Tuesday, January 27, 2009

10:10

four walls plus a roof lover

there are three of us in this
room, yet we haven't said anything
of value in more than an
hour each looking in their
lcd screen at the others
profile pictures and their info
status updates but nothing that actually
means anything
why would you ever throw
wrappers on the ground?
isn't it enough that you are
playing p!nk as an excuse for easy
listening?
why would you classify me as a
babe when i am clearly wearing
glasses and have bangs
i've ignored your orgasm screams of intense
pleasure by doing light
reading but i can't stand it when you
talk aloud to get my attention about something
that i inevitably don't give a fuck about
but i would never say that because that isn't very breeze like of me is it?

Monday, January 26, 2009

Nonsense

maybe i shouldn't drink so much coffee is
four cups before 10 am too much doesn't
tea have antioxidants in it
blueberries do i used to
like the color blue then all of a
sudden green was my favorite
everyone seems to like the notion of being green
these days maybe
kermit was wrong, maybe its
easy being green but then i
read coffee is good for your health
what about the caffeine maybe
juice or a protein shake? i don't
fucking have time to juice things
do i look like goddamn Martha Stewart?
wait does she own a
juicer?
what’s that guy's
name with the juicer on those info-mercials?
Jay the Juiceman Juicer Kordich
I would never buy anything
off tv
except that cool bed that you can
jump on and a glass of
wine stays completely still it's
made by goddamn NASA I
wonder if they give those beds
free to astronauts, they get great
healthcare, 401k, and that
bed, imagine what it’s like to
make love on that bed? you could
fuck someone’s brains out and not
spill a glass of wine that’s what the
21st century is about
fucking someone's brains out and not
spilling a single drop of wine
that has antioxidants too I
need to reduce the number of
free radicals in my body before I am
diagnosed with some type of cancer
and I then I will think to myself that I should have been
drinking green tea instead of coffee

Sunday, January 25, 2009

Speak To me

there were seven glimpses of hope
today
the silence that you've
produced is deafening
spilling heart and soul
upon all of these
87 buttons only to receive
this obsessive compulsive
complex
silence is attractive
but not in this sense
when all i want is to
replay Your words in
my head
silence might be golden
but its making me turn
green with worrisome
nauseating preconceptions
silence is precious but
You are making me feel
worthless
if i could erase this
hide-and-go-seek circus charade
i would just so that you would
Speak To me

Saturday, January 24, 2009

Meow

So, I just wanted a place to put some of my poems, I don't really know about their quality, but I generally like them. Feel free to critique, I won't be offended. To start out, here's one that I like.

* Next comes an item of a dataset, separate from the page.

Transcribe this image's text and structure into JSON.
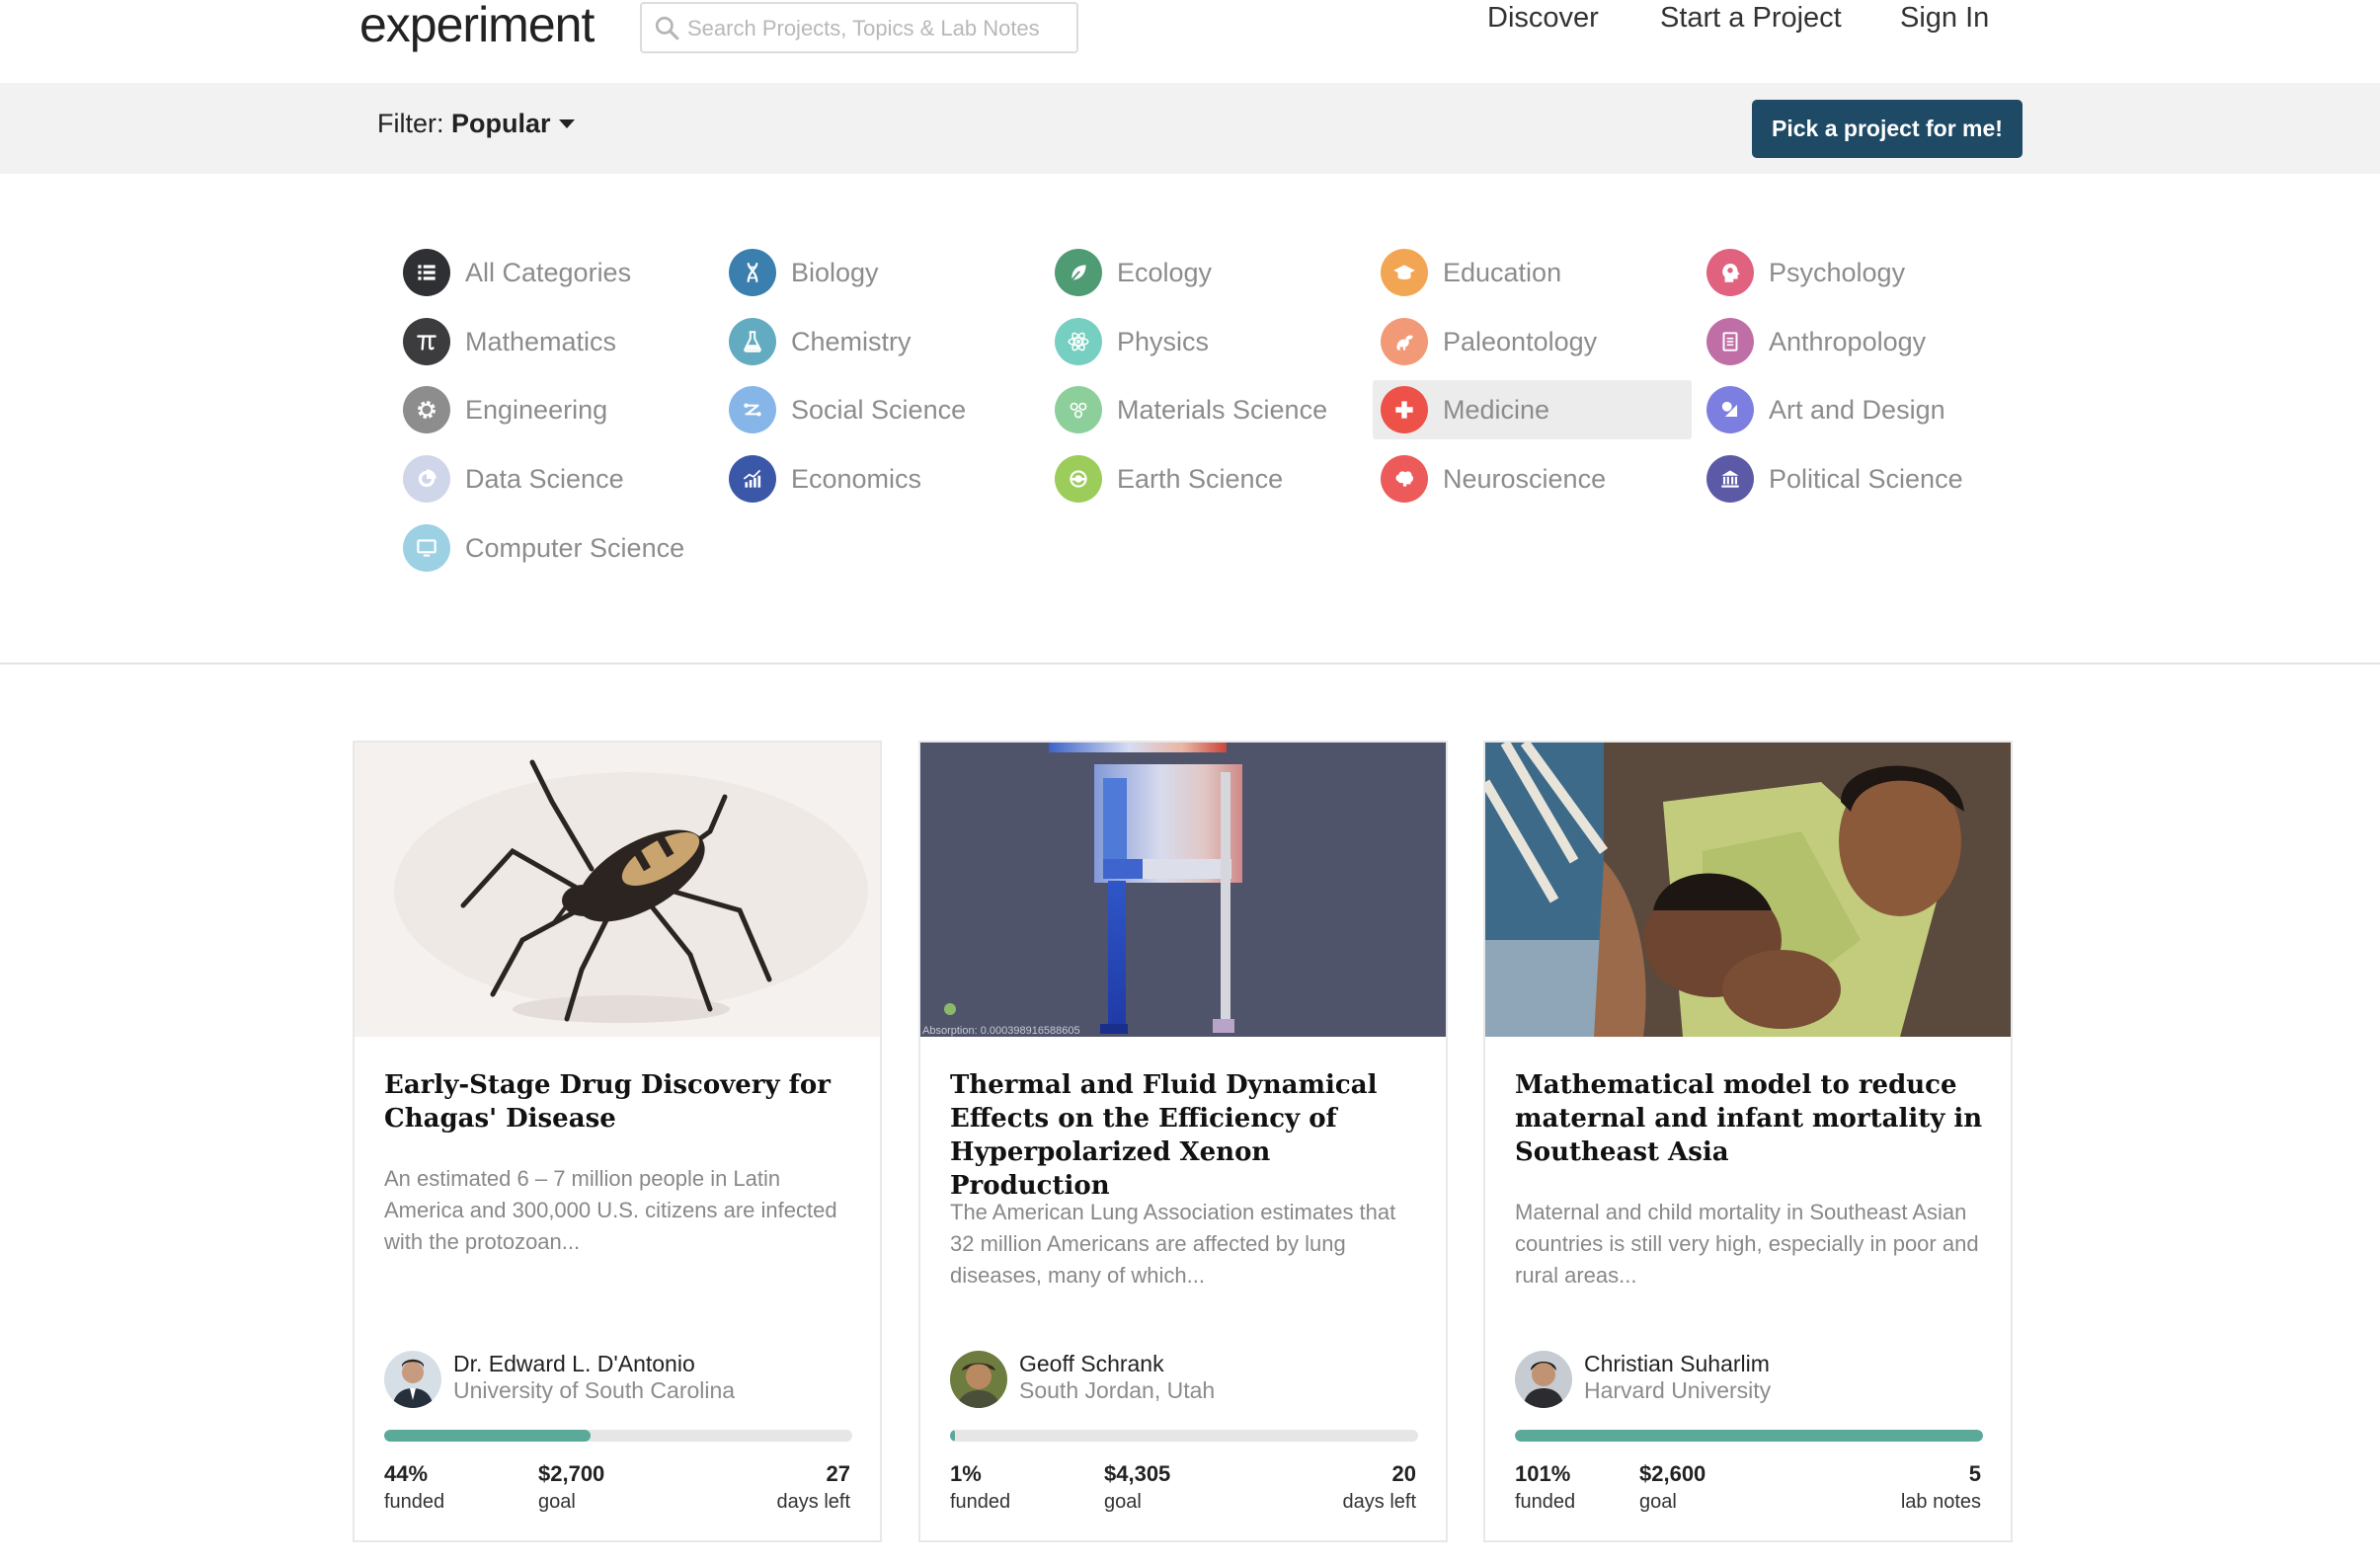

I've grown insensitive to these
needles piercing my
back one thousand times per minute
staring at your bed
not looking into those pale muggy eyes
she says you have that
God-like stare
everyone else has something
more important to look at
this is a normal everyday occurence
run of the mill
light and sweet kind of shit
now all I have is this
elephant encrusted memory and
those eyes

I am not sure if I want to write what my poems are about, I will leave them as is, and if there is an interest in meaning feel free to comment.